Used well, AI can help create a more level playing field and give young people routes into sectors that might otherwise feel remote. But that will only happen if the pathways are visible, credible and connected to real employment.

When investors look at Wales, the questions are often very direct. What access is there to finance? What access is there to talent, skills and training? Those two forms of capital – financial and human – sit side by side. A business cannot grow without investment, but it also cannot grow without skilled people.

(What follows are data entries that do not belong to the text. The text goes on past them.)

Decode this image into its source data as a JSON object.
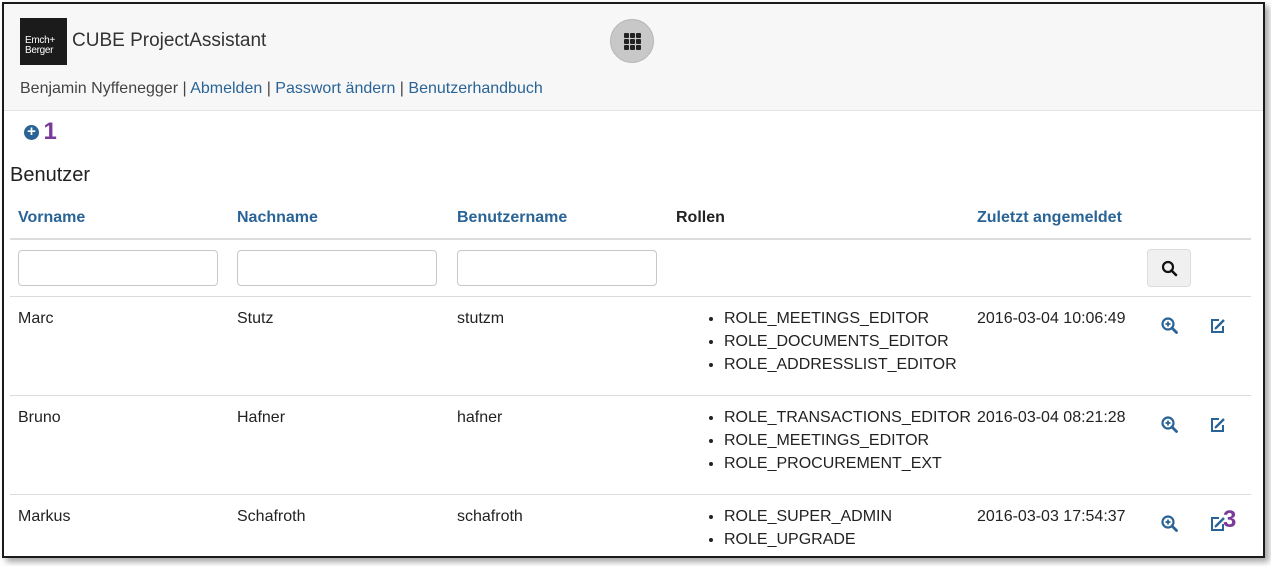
{
  "app": {
    "logo_text": "Emch+ Berger",
    "title": "CUBE ProjectAssistant"
  },
  "userbar": {
    "user": "Benjamin Nyffenegger",
    "separator": " | ",
    "logout": "Abmelden",
    "change_password": "Passwort ändern",
    "manual": "Benutzerhandbuch"
  },
  "annotations": {
    "add": "1",
    "edit": "3"
  },
  "section_title": "Benutzer",
  "table": {
    "columns": [
      "Vorname",
      "Nachname",
      "Benutzername",
      "Rollen",
      "Zuletzt angemeldet"
    ],
    "rows": [
      {
        "vorname": "Marc",
        "nachname": "Stutz",
        "benutzername": "stutzm",
        "rollen": [
          "ROLE_MEETINGS_EDITOR",
          "ROLE_DOCUMENTS_EDITOR",
          "ROLE_ADDRESSLIST_EDITOR"
        ],
        "zuletzt": "2016-03-04 10:06:49"
      },
      {
        "vorname": "Bruno",
        "nachname": "Hafner",
        "benutzername": "hafner",
        "rollen": [
          "ROLE_TRANSACTIONS_EDITOR",
          "ROLE_MEETINGS_EDITOR",
          "ROLE_PROCUREMENT_EXT"
        ],
        "zuletzt": "2016-03-04 08:21:28"
      },
      {
        "vorname": "Markus",
        "nachname": "Schafroth",
        "benutzername": "schafroth",
        "rollen": [
          "ROLE_SUPER_ADMIN",
          "ROLE_UPGRADE"
        ],
        "zuletzt": "2016-03-03 17:54:37"
      }
    ]
  },
  "icons": {
    "apps": "grid-icon",
    "add": "plus-circle-icon",
    "search": "search-icon",
    "view": "zoom-in-icon",
    "edit": "edit-icon"
  },
  "colors": {
    "link": "#2a6496",
    "annotation": "#7a3a9a"
  }
}
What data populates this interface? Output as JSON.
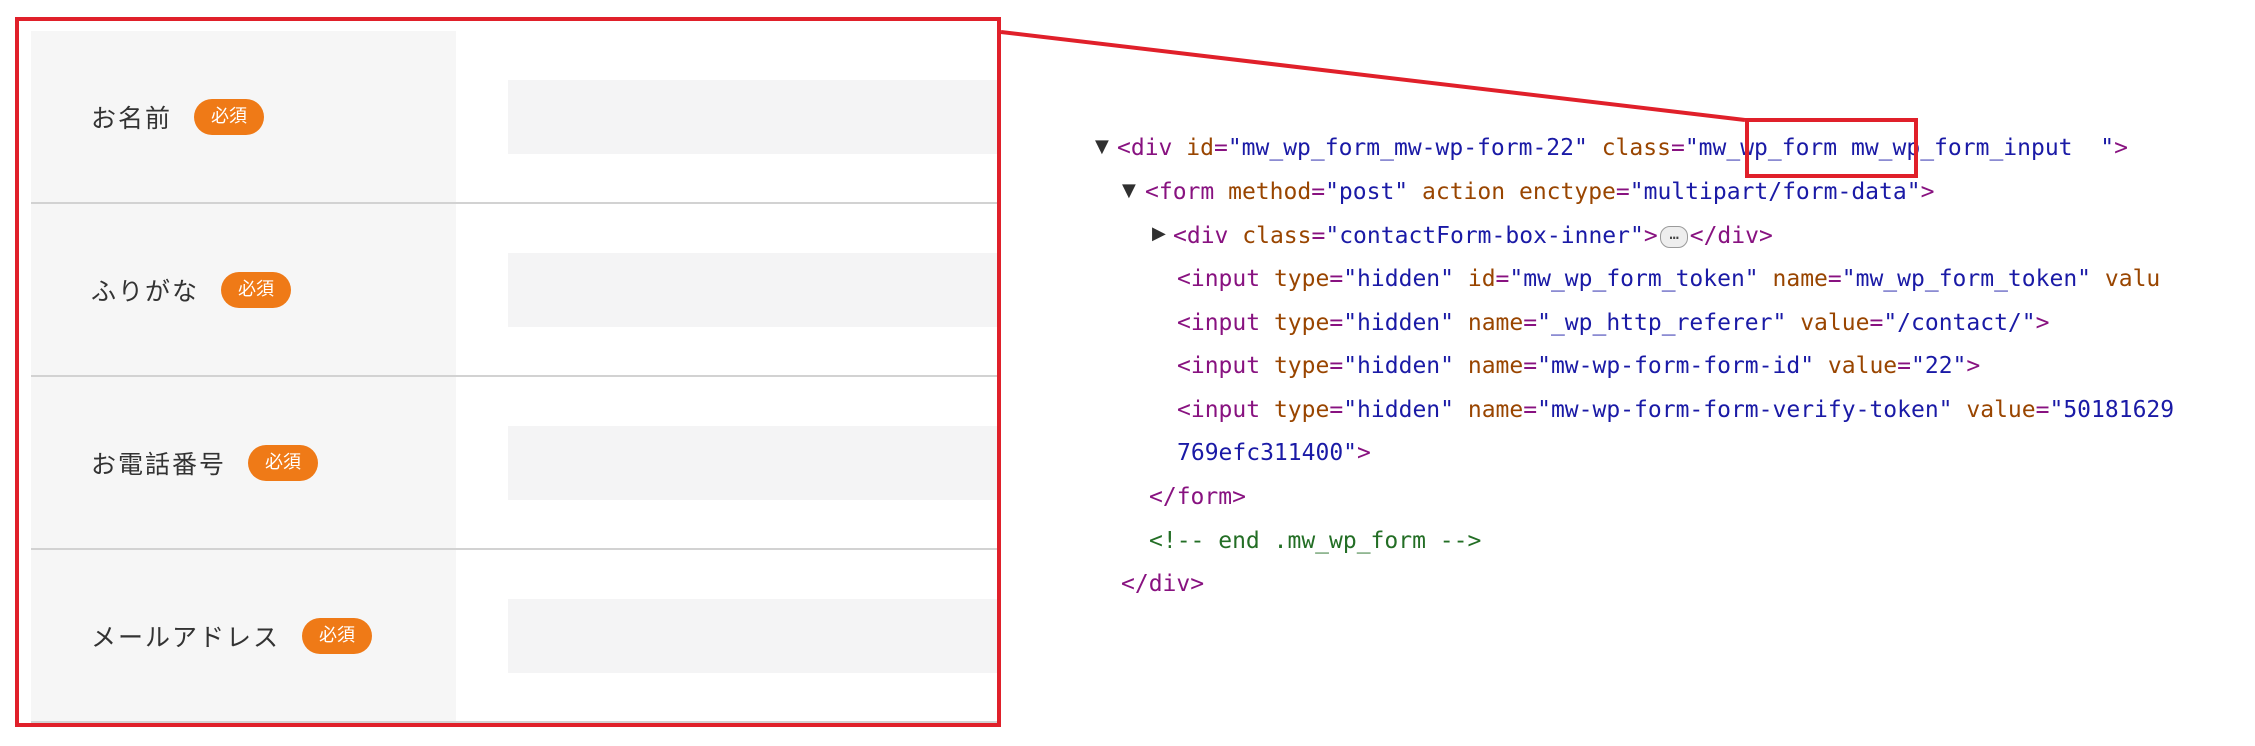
{
  "form": {
    "required_badge": "必須",
    "fields": [
      {
        "label": "お名前"
      },
      {
        "label": "ふりがな"
      },
      {
        "label": "お電話番号"
      },
      {
        "label": "メールアドレス"
      }
    ]
  },
  "devtools": {
    "l1": {
      "open": "<div",
      "id_attr": "id",
      "id_val": "\"mw_wp_form_mw-wp-form-22\"",
      "class_attr": "class",
      "class_val": "\"mw_wp_form mw_wp_form_input  \"",
      "close": ">"
    },
    "l2": {
      "open": "<form",
      "method_attr": "method",
      "method_val": "\"post\"",
      "action_attr": "action",
      "enctype_attr": "enctype",
      "enctype_val": "\"multipart/form-data\"",
      "close": ">"
    },
    "l3": {
      "open": "<div",
      "class_attr": "class",
      "class_val": "\"contactForm-box-inner\"",
      "gt": ">",
      "ellipsis": "…",
      "close": "</div>"
    },
    "l4": {
      "open": "<input",
      "type_attr": "type",
      "type_val": "\"hidden\"",
      "id_attr": "id",
      "id_val": "\"mw_wp_form_token\"",
      "name_attr": "name",
      "name_val": "\"mw_wp_form_token\"",
      "value_attr": "valu"
    },
    "l5": {
      "open": "<input",
      "type_attr": "type",
      "type_val": "\"hidden\"",
      "name_attr": "name",
      "name_val": "\"_wp_http_referer\"",
      "value_attr": "value",
      "value_val": "\"/contact/\"",
      "close": ">"
    },
    "l6": {
      "open": "<input",
      "type_attr": "type",
      "type_val": "\"hidden\"",
      "name_attr": "name",
      "name_val": "\"mw-wp-form-form-id\"",
      "value_attr": "value",
      "value_val": "\"22\"",
      "close": ">"
    },
    "l7": {
      "open": "<input",
      "type_attr": "type",
      "type_val": "\"hidden\"",
      "name_attr": "name",
      "name_val": "\"mw-wp-form-form-verify-token\"",
      "value_attr": "value",
      "value_val": "\"50181629"
    },
    "l8": {
      "value_val": "769efc311400\"",
      "close": ">"
    },
    "l9": {
      "text": "</form>"
    },
    "l10": {
      "text": "<!-- end .mw_wp_form -->"
    },
    "l11": {
      "text": "</div>"
    }
  },
  "colors": {
    "highlight_border": "#e0202a",
    "badge": "#ef7a17",
    "tag": "#881280",
    "attr": "#994500",
    "value": "#1a1aa6",
    "comment": "#236e25"
  }
}
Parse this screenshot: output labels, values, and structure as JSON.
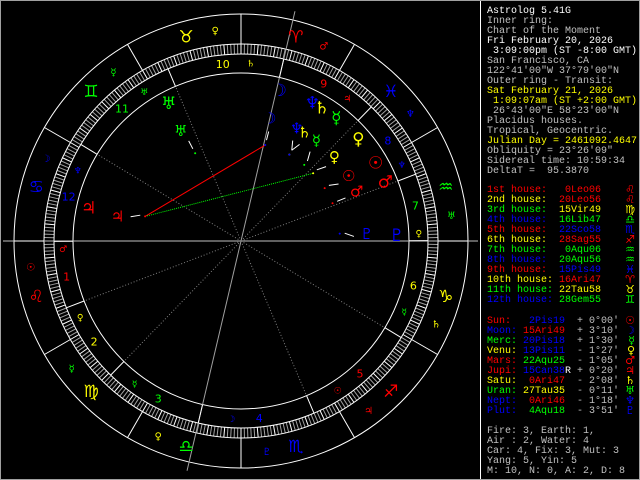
{
  "info": [
    {
      "text": "Astrolog 5.41G",
      "color": "#ffffff"
    },
    {
      "text": "Inner ring:",
      "color": "#c0c0c0"
    },
    {
      "text": "Chart of the Moment",
      "color": "#c0c0c0"
    },
    {
      "text": "Fri February 20, 2026",
      "color": "#ffffff"
    },
    {
      "text": " 3:09:00pm (ST -8:00 GMT)",
      "color": "#ffffff"
    },
    {
      "text": "San Francisco, CA",
      "color": "#c0c0c0"
    },
    {
      "text": "122°41'00\"W 37°79'00\"N",
      "color": "#c0c0c0"
    },
    {
      "text": "Outer ring - Transit:",
      "color": "#c0c0c0"
    },
    {
      "text": "Sat February 21, 2026",
      "color": "#ffff00"
    },
    {
      "text": " 1:09:07am (ST +2:00 GMT)",
      "color": "#ffff00"
    },
    {
      "text": " 26°43'00\"E 58°23'00\"N",
      "color": "#c0c0c0"
    },
    {
      "text": "Placidus houses.",
      "color": "#c0c0c0"
    },
    {
      "text": "Tropical, Geocentric.",
      "color": "#c0c0c0"
    },
    {
      "text": "Julian Day = 2461092.4647",
      "color": "#ffff00"
    },
    {
      "text": "Obliquity = 23°26'09\"",
      "color": "#c0c0c0"
    },
    {
      "text": "Sidereal time: 10:59:34",
      "color": "#c0c0c0"
    },
    {
      "text": "DeltaT =  95.3870",
      "color": "#c0c0c0"
    }
  ],
  "houses": [
    {
      "label": "1st house:",
      "value": "0Leo06",
      "glyph": "♌",
      "label_color": "#ff0000",
      "value_color": "#ff0000",
      "lon": 120.1,
      "ruler": "♂",
      "ruler_color": "#ff0000"
    },
    {
      "label": "2nd house:",
      "value": "20Leo56",
      "glyph": "♌",
      "label_color": "#ffff00",
      "value_color": "#ff0000",
      "lon": 140.93,
      "ruler": "♀",
      "ruler_color": "#ffff00"
    },
    {
      "label": "3rd house:",
      "value": "15Vir49",
      "glyph": "♍",
      "label_color": "#00ff00",
      "value_color": "#ffff00",
      "lon": 165.82,
      "ruler": "☿",
      "ruler_color": "#00ff00"
    },
    {
      "label": "4th house:",
      "value": "16Lib47",
      "glyph": "♎",
      "label_color": "#0000ff",
      "value_color": "#00ff00",
      "lon": 196.78,
      "ruler": "☽",
      "ruler_color": "#0000ff"
    },
    {
      "label": "5th house:",
      "value": "22Sco58",
      "glyph": "♏",
      "label_color": "#ff0000",
      "value_color": "#0000ff",
      "lon": 232.97,
      "ruler": "☉",
      "ruler_color": "#ff0000"
    },
    {
      "label": "6th house:",
      "value": "28Sag55",
      "glyph": "♐",
      "label_color": "#ffff00",
      "value_color": "#ff0000",
      "lon": 268.92,
      "ruler": "☿",
      "ruler_color": "#00ff00"
    },
    {
      "label": "7th house:",
      "value": "0Aqu06",
      "glyph": "♒",
      "label_color": "#00ff00",
      "value_color": "#00ff00",
      "lon": 300.1,
      "ruler": "♀",
      "ruler_color": "#ffff00"
    },
    {
      "label": "8th house:",
      "value": "20Aqu56",
      "glyph": "♒",
      "label_color": "#0000ff",
      "value_color": "#00ff00",
      "lon": 320.93,
      "ruler": "♆",
      "ruler_color": "#0000ff"
    },
    {
      "label": "9th house:",
      "value": "15Pis49",
      "glyph": "♓",
      "label_color": "#ff0000",
      "value_color": "#0000ff",
      "lon": 345.82,
      "ruler": "♃",
      "ruler_color": "#ff0000"
    },
    {
      "label": "10th house:",
      "value": "16Ari47",
      "glyph": "♈",
      "label_color": "#ffff00",
      "value_color": "#ff0000",
      "lon": 16.78,
      "ruler": "♄",
      "ruler_color": "#ffff00"
    },
    {
      "label": "11th house:",
      "value": "22Tau58",
      "glyph": "♉",
      "label_color": "#00ff00",
      "value_color": "#ffff00",
      "lon": 52.97,
      "ruler": "♅",
      "ruler_color": "#00ff00"
    },
    {
      "label": "12th house:",
      "value": "28Gem55",
      "glyph": "♊",
      "label_color": "#0000ff",
      "value_color": "#00ff00",
      "lon": 88.92,
      "ruler": "♆",
      "ruler_color": "#0000ff"
    }
  ],
  "planets": [
    {
      "name": "Sun:",
      "value": "2Pis19",
      "retro": "",
      "aspect": "+ 0°00'",
      "glyph": "☉",
      "color": "#ff0000",
      "value_color": "#0000ff",
      "lon": 332.32
    },
    {
      "name": "Moon:",
      "value": "15Ari49",
      "retro": "",
      "aspect": "+ 3°10'",
      "glyph": "☽",
      "color": "#0000ff",
      "value_color": "#ff0000",
      "lon": 15.82
    },
    {
      "name": "Merc:",
      "value": "20Pis18",
      "retro": "",
      "aspect": "+ 1°30'",
      "glyph": "☿",
      "color": "#00ff00",
      "value_color": "#0000ff",
      "lon": 350.3
    },
    {
      "name": "Venu:",
      "value": "13Pis11",
      "retro": "",
      "aspect": "- 1°27'",
      "glyph": "♀",
      "color": "#ffff00",
      "value_color": "#0000ff",
      "lon": 343.18
    },
    {
      "name": "Mars:",
      "value": "22Aqu25",
      "retro": "",
      "aspect": "- 1°05'",
      "glyph": "♂",
      "color": "#ff0000",
      "value_color": "#00ff00",
      "lon": 322.42
    },
    {
      "name": "Jupi:",
      "value": "15Can38",
      "retro": "R",
      "aspect": "+ 0°20'",
      "glyph": "♃",
      "color": "#ff0000",
      "value_color": "#0000ff",
      "lon": 105.63
    },
    {
      "name": "Satu:",
      "value": "0Ari47",
      "retro": "",
      "aspect": "- 2°08'",
      "glyph": "♄",
      "color": "#ffff00",
      "value_color": "#ff0000",
      "lon": 0.78
    },
    {
      "name": "Uran:",
      "value": "27Tau35",
      "retro": "",
      "aspect": "- 0°11'",
      "glyph": "♅",
      "color": "#00ff00",
      "value_color": "#ffff00",
      "lon": 57.58
    },
    {
      "name": "Nept:",
      "value": "0Ari46",
      "retro": "",
      "aspect": "- 1°18'",
      "glyph": "♆",
      "color": "#0000ff",
      "value_color": "#ff0000",
      "lon": 0.77
    },
    {
      "name": "Plut:",
      "value": "4Aqu18",
      "retro": "",
      "aspect": "- 3°51'",
      "glyph": "♇",
      "color": "#0000ff",
      "value_color": "#00ff00",
      "lon": 304.3
    }
  ],
  "summary": [
    "Fire: 3, Earth: 1,",
    "Air : 2, Water: 4",
    "Car: 4, Fix: 3, Mut: 3",
    "Yang: 5, Yin: 5",
    "M: 10, N: 0, A: 2, D: 8"
  ],
  "signs": [
    {
      "glyph": "♈",
      "color": "#ff0000",
      "ruler": "♂",
      "ruler_color": "#ff0000"
    },
    {
      "glyph": "♉",
      "color": "#ffff00",
      "ruler": "♀",
      "ruler_color": "#ffff00"
    },
    {
      "glyph": "♊",
      "color": "#00ff00",
      "ruler": "☿",
      "ruler_color": "#00ff00"
    },
    {
      "glyph": "♋",
      "color": "#0000ff",
      "ruler": "☽",
      "ruler_color": "#0000ff"
    },
    {
      "glyph": "♌",
      "color": "#ff0000",
      "ruler": "☉",
      "ruler_color": "#ff0000"
    },
    {
      "glyph": "♍",
      "color": "#ffff00",
      "ruler": "☿",
      "ruler_color": "#00ff00"
    },
    {
      "glyph": "♎",
      "color": "#00ff00",
      "ruler": "♀",
      "ruler_color": "#ffff00"
    },
    {
      "glyph": "♏",
      "color": "#0000ff",
      "ruler": "♇",
      "ruler_color": "#0000ff"
    },
    {
      "glyph": "♐",
      "color": "#ff0000",
      "ruler": "♃",
      "ruler_color": "#ff0000"
    },
    {
      "glyph": "♑",
      "color": "#ffff00",
      "ruler": "♄",
      "ruler_color": "#ffff00"
    },
    {
      "glyph": "♒",
      "color": "#00ff00",
      "ruler": "♅",
      "ruler_color": "#00ff00"
    },
    {
      "glyph": "♓",
      "color": "#0000ff",
      "ruler": "♆",
      "ruler_color": "#0000ff"
    }
  ],
  "house_numbers": [
    "1",
    "2",
    "3",
    "4",
    "5",
    "6",
    "7",
    "8",
    "9",
    "10",
    "11",
    "12"
  ],
  "aspects": [
    {
      "from": 5,
      "to": 1,
      "type": "square",
      "color": "#ff0000"
    },
    {
      "from": 5,
      "to": 3,
      "type": "trine",
      "color": "#00ff00"
    }
  ]
}
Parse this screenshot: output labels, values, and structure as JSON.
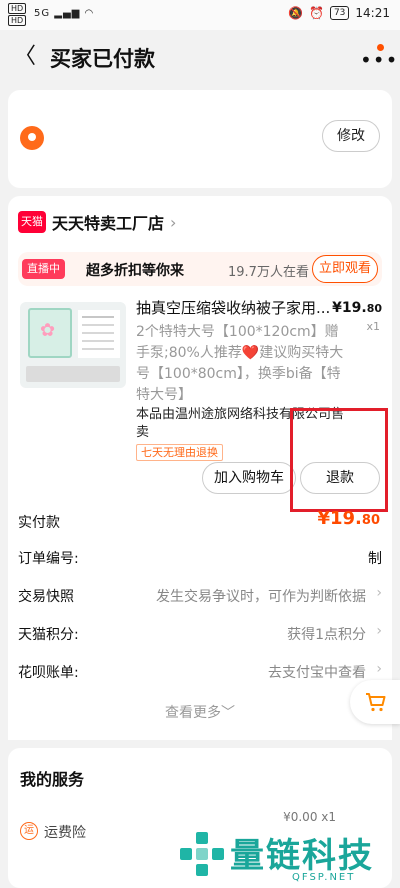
{
  "status_bar": {
    "sim1": "HD",
    "sim2": "HD",
    "signal": "5G",
    "battery": "73",
    "time": "14:21"
  },
  "nav": {
    "title": "买家已付款"
  },
  "address": {
    "edit_label": "修改"
  },
  "shop": {
    "badge": "天猫",
    "name": "天天特卖工厂店"
  },
  "live": {
    "tag": "直播中",
    "text": "超多折扣等你来",
    "viewers": "19.7万人在看",
    "button": "立即观看"
  },
  "product": {
    "title": "抽真空压缩袋收纳被子家用...",
    "sku": "2个特特大号【100*120cm】赠手泵;80%人推荐❤️建议购买特大号【100*80cm】，换季bi备【特特大号】",
    "price_int": "¥19.",
    "price_dec": "80",
    "qty": "x1",
    "seller": "本品由温州途旅网络科技有限公司售卖",
    "return_tag": "七天无理由退换"
  },
  "actions": {
    "cart": "加入购物车",
    "refund": "退款"
  },
  "rows": {
    "paid_label": "实付款",
    "paid_int": "¥19.",
    "paid_dec": "80",
    "order_label": "订单编号:",
    "order_value": "制",
    "snapshot_label": "交易快照",
    "snapshot_value": "发生交易争议时，可作为判断依据",
    "points_label": "天猫积分:",
    "points_value": "获得1点积分",
    "huabei_label": "花呗账单:",
    "huabei_value": "去支付宝中查看"
  },
  "see_more": "查看更多",
  "services": {
    "title": "我的服务",
    "freight_icon": "运",
    "freight_label": "运费险",
    "freight_price": "¥0.00 x1"
  },
  "watermark": {
    "text": "量链科技",
    "sub": "QFSP.NET"
  }
}
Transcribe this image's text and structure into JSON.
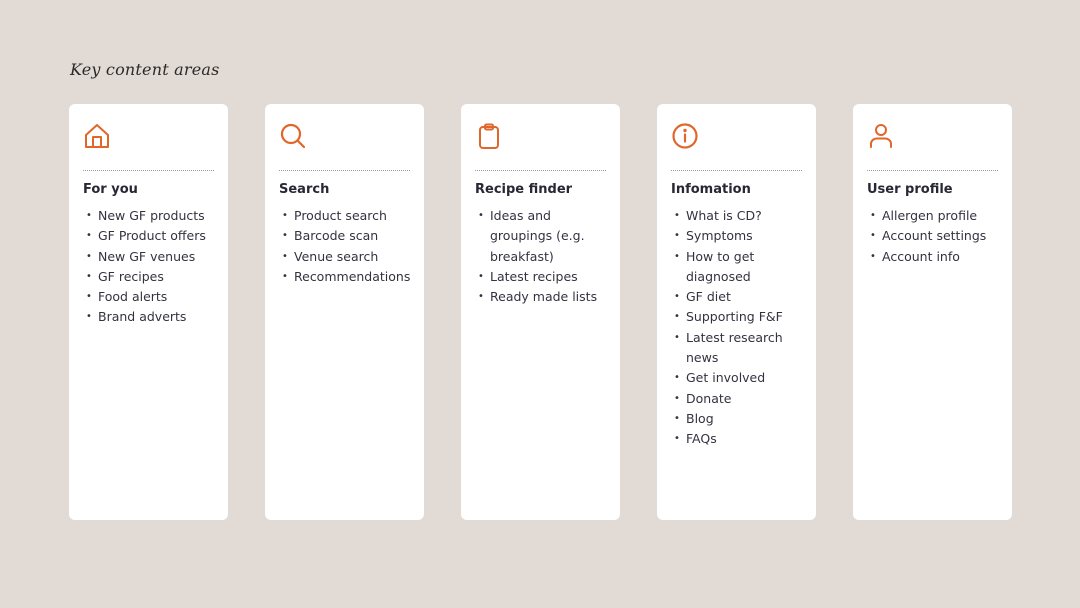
{
  "page": {
    "title": "Key content areas",
    "accent_color": "#e0662a",
    "background_color": "#e2dad5"
  },
  "cards": [
    {
      "icon": "home-icon",
      "title": "For you",
      "items": [
        "New GF products",
        "GF Product offers",
        "New GF venues",
        "GF recipes",
        "Food alerts",
        "Brand adverts"
      ]
    },
    {
      "icon": "search-icon",
      "title": "Search",
      "items": [
        "Product search",
        "Barcode scan",
        "Venue search",
        "Recommendations"
      ]
    },
    {
      "icon": "clipboard-icon",
      "title": "Recipe finder",
      "items": [
        "Ideas and groupings (e.g. breakfast)",
        "Latest recipes",
        "Ready made lists"
      ]
    },
    {
      "icon": "info-icon",
      "title": "Infomation",
      "items": [
        "What is CD?",
        "Symptoms",
        "How to get diagnosed",
        "GF diet",
        "Supporting F&F",
        "Latest research news",
        "Get involved",
        "Donate",
        "Blog",
        "FAQs"
      ]
    },
    {
      "icon": "user-icon",
      "title": "User profile",
      "items": [
        "Allergen profile",
        "Account settings",
        "Account info"
      ]
    }
  ]
}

The new Welsh Government has an opportunity to bring greater urgency and alignment to this agenda. There will be debates about agencies, structures and national economic development, and those debates are important. But from an industry point of view, we cannot afford to pause while structures are reviewed. A very senior voice in one of the world’s leading technology companies, with trillions of dollars on its balance sheet, said at the recent Tech Alliance conference I attended in Seattle: “Because of AI, the world is going to change more in the next six months than it has in the past 10 years”.

So standing still – maintaining the status quo – is simply not an option. We need continuity, practical action and faster connection between the work already happening regionally and the wider ambition for Wales – we need a joined-up Strategic Skills and Talent Delivery Plan.

A Demand-pull system of the kind I’m advocating is not about allowing employers to dictate education. It is about working with Supply-side partners to make sure learners are being prepared for real opportunities, in real sectors, in the places where they live and work.

And to do it at pace, in a timely manner, before we are outstripped by other regions and territories competing for that same precious talent pool (our future).

Wales has all the ingredients: strong providers, committed regional bodies, ambitious sectors and young people with the ability to move quickly into the next economy. The task now is to connect them with far greater intent, to quickly move from policy to delivery, from intent to action.